Applausi per De Rossi

di Redazione, @forzaroma

(Il Romanista – F.Cassini) – Quando si è fatto cenno allo scudetto conquistato poco più di un mese fa dalla Primavera, Thomas DiBenedetto si è alzato e ha chiesto la standing ovation a tutti i presenti della sua prima conferenza stampa a Trigoria.

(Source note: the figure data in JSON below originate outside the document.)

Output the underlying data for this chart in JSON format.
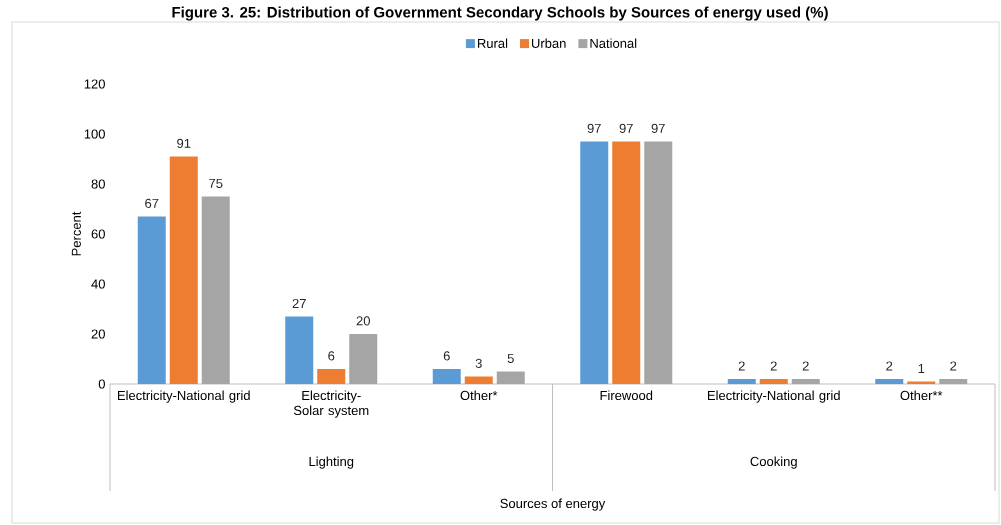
{
  "chart_data": {
    "type": "bar",
    "title": "Figure 3. 25: Distribution of Government Secondary Schools by Sources of energy used (%)",
    "ylabel": "Percent",
    "categories": [
      "Electricity-National grid",
      "Electricity- Solar system",
      "Other*",
      "Firewood",
      "Electricity-National grid",
      "Other**"
    ],
    "series": [
      {
        "name": "Rural",
        "color": "#5b9bd5",
        "values": [
          67,
          27,
          6,
          97,
          2,
          2
        ]
      },
      {
        "name": "Urban",
        "color": "#ed7d31",
        "values": [
          91,
          6,
          3,
          97,
          2,
          1
        ]
      },
      {
        "name": "National",
        "color": "#a5a5a5",
        "values": [
          75,
          20,
          5,
          97,
          2,
          2
        ]
      }
    ],
    "annotations": [
      "Lighting",
      "Cooking",
      "Sources of energy"
    ],
    "ylim": [
      0,
      120
    ],
    "yticks": [
      0,
      20,
      40,
      60,
      80,
      100,
      120
    ],
    "data_labels": true,
    "legend": "top",
    "grid": false
  }
}
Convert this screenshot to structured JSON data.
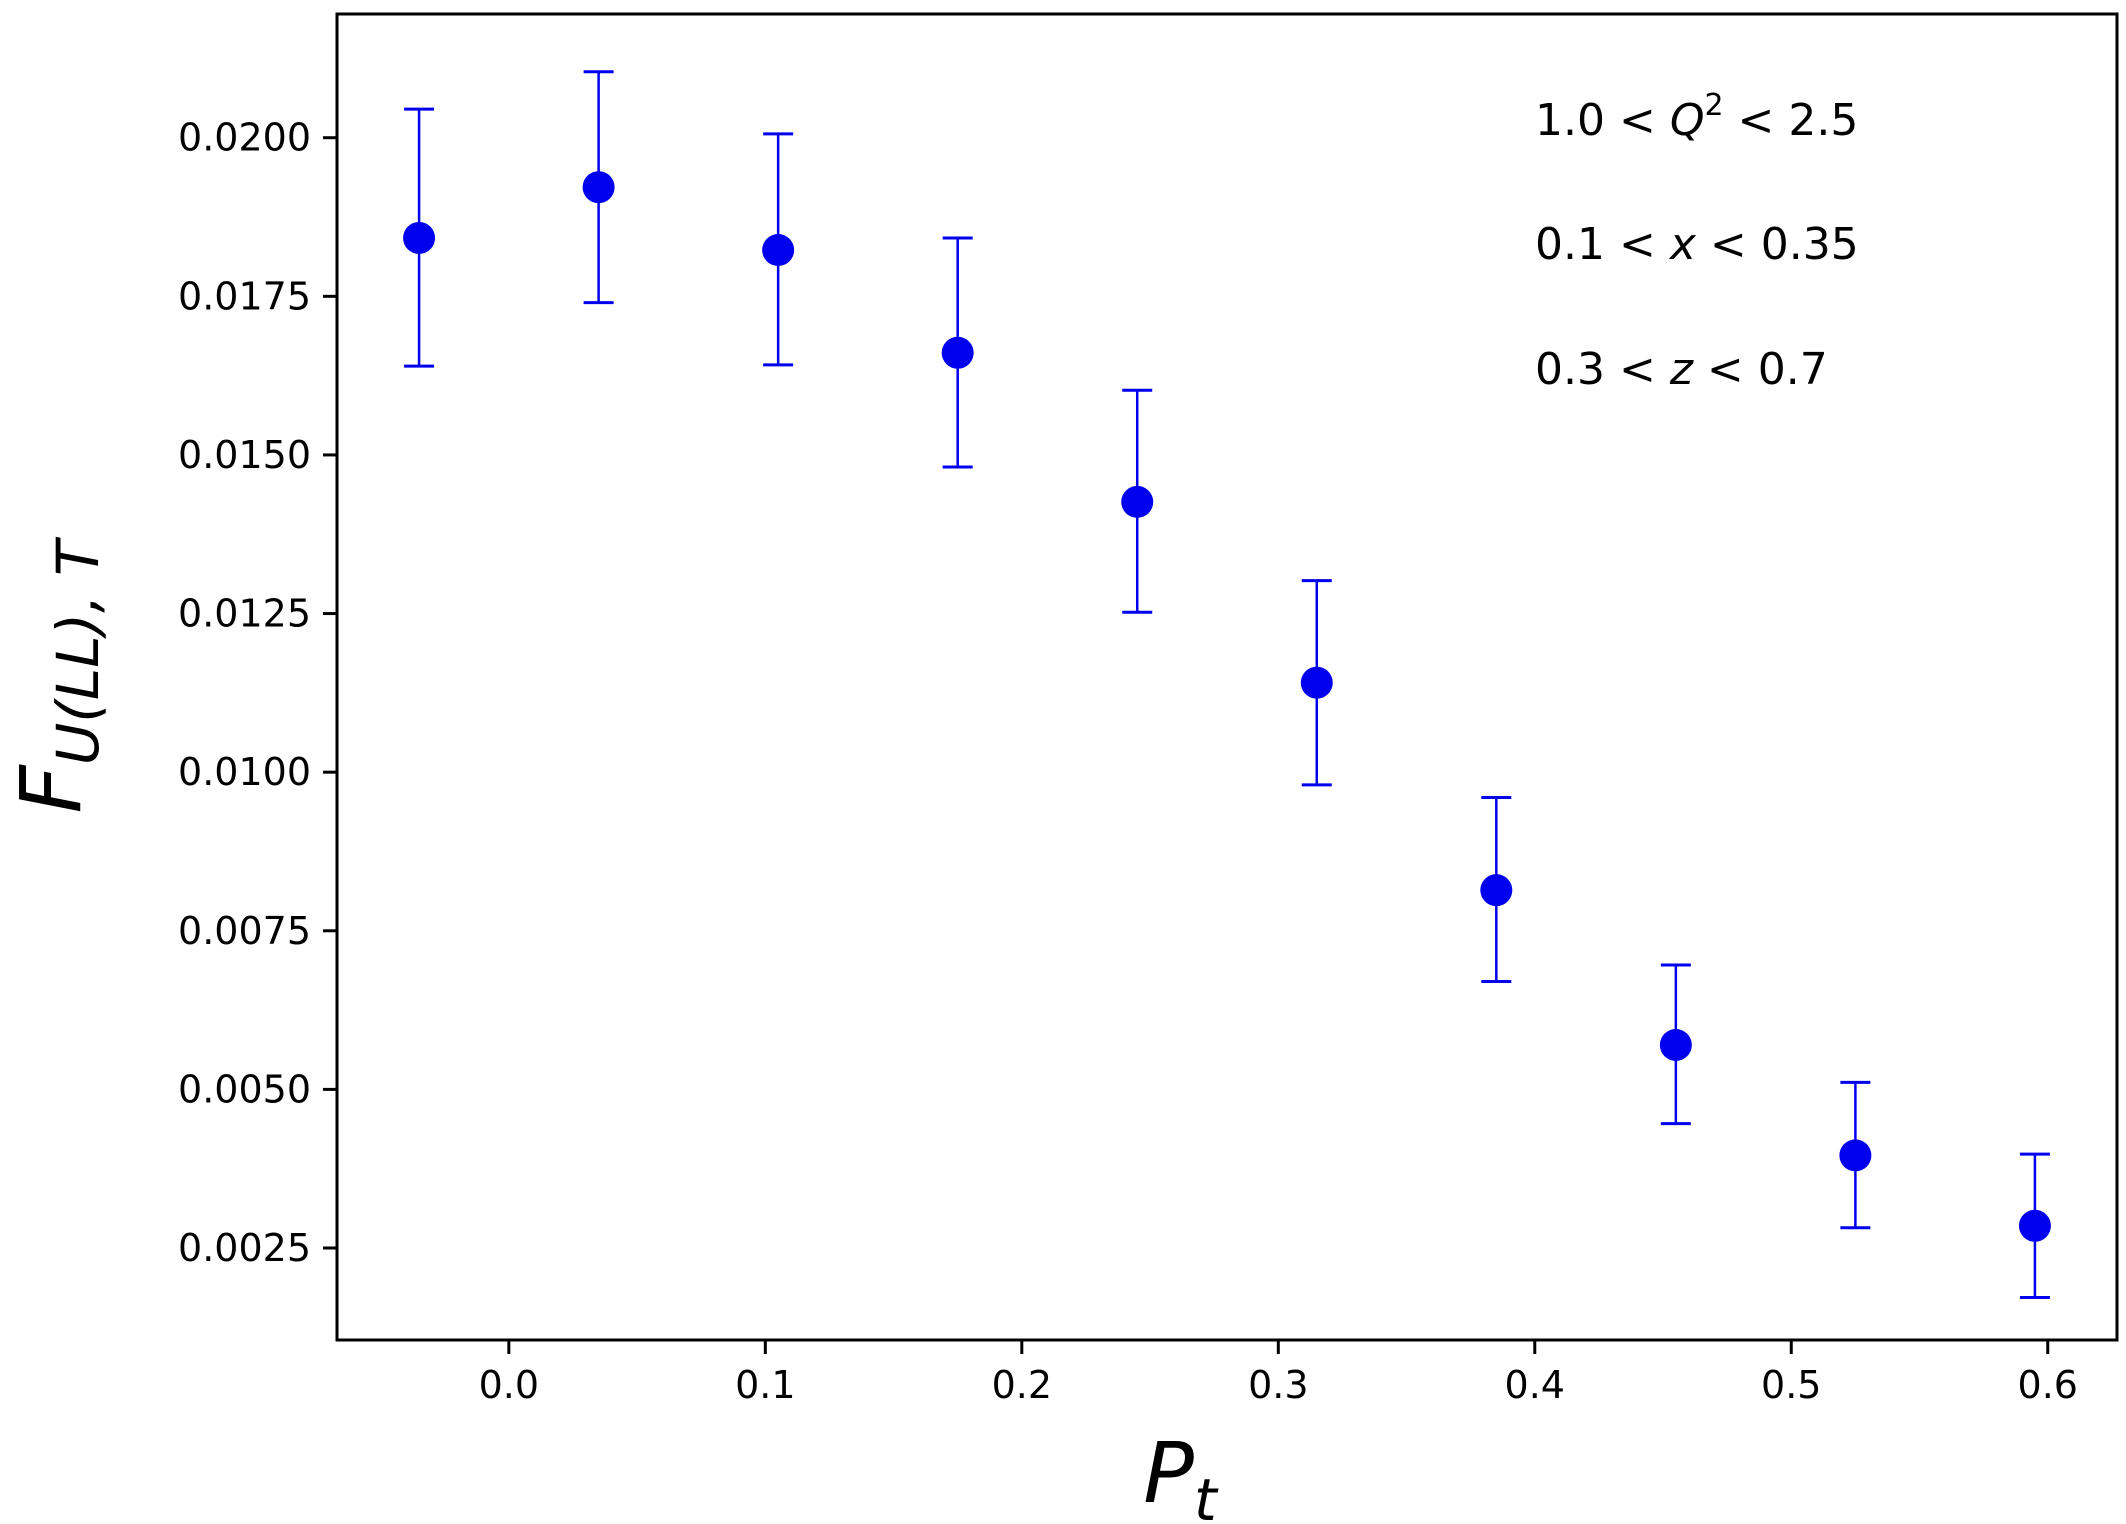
{
  "chart_data": {
    "type": "scatter",
    "title": "",
    "xlabel": {
      "main": "P",
      "sub": "t"
    },
    "ylabel": {
      "main": "F",
      "sub": "U(LL), T"
    },
    "xlim": [
      -0.067,
      0.627
    ],
    "ylim": [
      0.00105,
      0.02195
    ],
    "xticks": [
      0.0,
      0.1,
      0.2,
      0.3,
      0.4,
      0.5,
      0.6
    ],
    "xtick_labels": [
      "0.0",
      "0.1",
      "0.2",
      "0.3",
      "0.4",
      "0.5",
      "0.6"
    ],
    "yticks": [
      0.0025,
      0.005,
      0.0075,
      0.01,
      0.0125,
      0.015,
      0.0175,
      0.02
    ],
    "ytick_labels": [
      "0.0025",
      "0.0050",
      "0.0075",
      "0.0100",
      "0.0125",
      "0.0150",
      "0.0175",
      "0.0200"
    ],
    "grid": false,
    "series": [
      {
        "name": "F_U(LL),T",
        "color": "#0000ee",
        "x": [
          -0.035,
          0.035,
          0.105,
          0.175,
          0.245,
          0.315,
          0.385,
          0.455,
          0.525,
          0.595
        ],
        "y": [
          0.01842,
          0.01922,
          0.01823,
          0.01661,
          0.01426,
          0.01141,
          0.00814,
          0.0057,
          0.00396,
          0.00285
        ],
        "yerr_low": [
          0.0164,
          0.0174,
          0.01642,
          0.01481,
          0.01252,
          0.0098,
          0.0067,
          0.00446,
          0.00282,
          0.00172
        ],
        "yerr_high": [
          0.02045,
          0.02104,
          0.02006,
          0.01842,
          0.01602,
          0.01302,
          0.0096,
          0.00696,
          0.00511,
          0.00398
        ]
      }
    ],
    "annotations": [
      {
        "pre": "1.0 < ",
        "var": "Q",
        "sup": "2",
        "post": " < 2.5"
      },
      {
        "pre": "0.1 < ",
        "var": "x",
        "sup": "",
        "post": " < 0.35"
      },
      {
        "pre": "0.3 < ",
        "var": "z",
        "sup": "",
        "post": " < 0.7"
      }
    ]
  }
}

Una soddisfazione doppia per chi quella Primavera la allena: Alberto De Rossi non era in sala, ma le parole del capo del futuro presidente della Roma lo hanno riempito di orgoglio e forse anche un po’ emozionato. Sarà che cinque dei suoi ragazzi sono stati scelti per presentare le maglie che la Roma indosserà nella prossima stagione – e quella della Primavera ce l’ha adosso Caprari, la si riconosce per quel tricolore talmente bello che nemmeno Gianluca può fare a meno di sbirciarlo ogni tanto -, sarà che davvero Luis Enrique sembra l’allenatore giusto per lavorare con i giovani. D’altra parte, il tecnico l’ha sempre ripetuto: lo scudetto resta negli annali, ma la reale entità dell’impresa di Pistoia sta soprattutto in quei cinque ragazzi che da due giorni si allenano con la prima squadra e che oggi partono alla volta del loro primo ritiro in prima squadra. Una soddisfazione doppia per De Rossi: «I titoli ci fanno piacere e una serata come quella di Pistoia non la dimenticherò mai, ma la nostra vera vittoria è riuscire a portare quanti più ragazzi possibile a giocare in prima squadra, che sia con la Roma, in B o in Lega Pro», diceva già all’indomani del successo sul Varese. La sua nona stagione sulla panchina della Primavera comincerà soltanto ad agosto, intanto il tecnico può guardare i suoi ragazzi prendersi gli applausi a scena aperta di DiBenedetto. La nuova Roma comincia qui.